Dentro de este marco de transformación institucional, el análisis comparado del derecho se convierte en una herramienta útil para comprender cómo los distintos Estados miembros incorporan y desarrollan las disposiciones europeas en sus ordenamientos nacionales. La comparación sistemática de legislaciones permite identificar similitudes, diferencias y enfoques regulatorios diversos respecto a comunidades energéticas, intercambio de energía y comercio P2P. Para ello, resulta necesario examinar tanto la normativa europea como las leyes, decretos y regulaciones adoptadas por cada jurisdicción, considerando además la interacción entre niveles legislativos y regulatorios.

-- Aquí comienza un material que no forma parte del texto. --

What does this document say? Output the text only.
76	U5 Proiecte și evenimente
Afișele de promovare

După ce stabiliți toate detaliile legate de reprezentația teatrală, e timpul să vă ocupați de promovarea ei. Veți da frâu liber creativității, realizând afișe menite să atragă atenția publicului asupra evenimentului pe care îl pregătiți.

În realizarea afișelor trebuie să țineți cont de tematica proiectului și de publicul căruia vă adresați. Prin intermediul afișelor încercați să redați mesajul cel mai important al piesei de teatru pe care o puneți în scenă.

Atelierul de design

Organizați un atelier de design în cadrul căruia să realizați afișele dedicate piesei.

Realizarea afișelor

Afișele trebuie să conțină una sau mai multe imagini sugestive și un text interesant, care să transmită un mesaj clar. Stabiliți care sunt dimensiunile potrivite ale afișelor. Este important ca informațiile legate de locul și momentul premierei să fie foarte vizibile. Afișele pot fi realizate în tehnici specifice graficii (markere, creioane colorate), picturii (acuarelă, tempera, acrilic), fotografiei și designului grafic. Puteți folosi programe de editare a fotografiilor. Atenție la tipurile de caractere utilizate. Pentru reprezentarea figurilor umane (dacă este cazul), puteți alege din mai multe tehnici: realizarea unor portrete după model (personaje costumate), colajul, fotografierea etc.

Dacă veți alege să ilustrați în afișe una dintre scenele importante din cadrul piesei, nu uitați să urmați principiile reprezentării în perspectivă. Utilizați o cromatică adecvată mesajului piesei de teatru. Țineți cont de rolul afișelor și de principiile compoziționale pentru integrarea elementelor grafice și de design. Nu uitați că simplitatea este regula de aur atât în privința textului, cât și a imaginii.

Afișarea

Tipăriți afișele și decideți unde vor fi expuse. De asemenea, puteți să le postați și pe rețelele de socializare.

Esta aproximación facilita la construcción de marcos analíticos consistentes que permiten evaluar la gobernanza de las comunidades energéticas, las condiciones para compartir energía y los requisitos aplicables a las transacciones entre pares. A su vez, la interpretación jurídica basada en métodos textuales y sistemáticos contribuye a comprender cómo las normas operan dentro de estructuras regulatorias más amplias y cómo afectan a los distintos participantes del mercado. Bajo esta perspectiva, la transición energética no depende únicamente del despliegue tecnológico o de la expansión de fuentes renovables, sino también de la capacidad de construir marcos normativos coherentes que permitan a los consumidores asumir funciones más activas, participar en nuevas formas de organización colectiva y acceder a mecanismos innovadores para producir, intercambiar y gestionar energía dentro de sistemas eléctricos cada vez más descentralizados.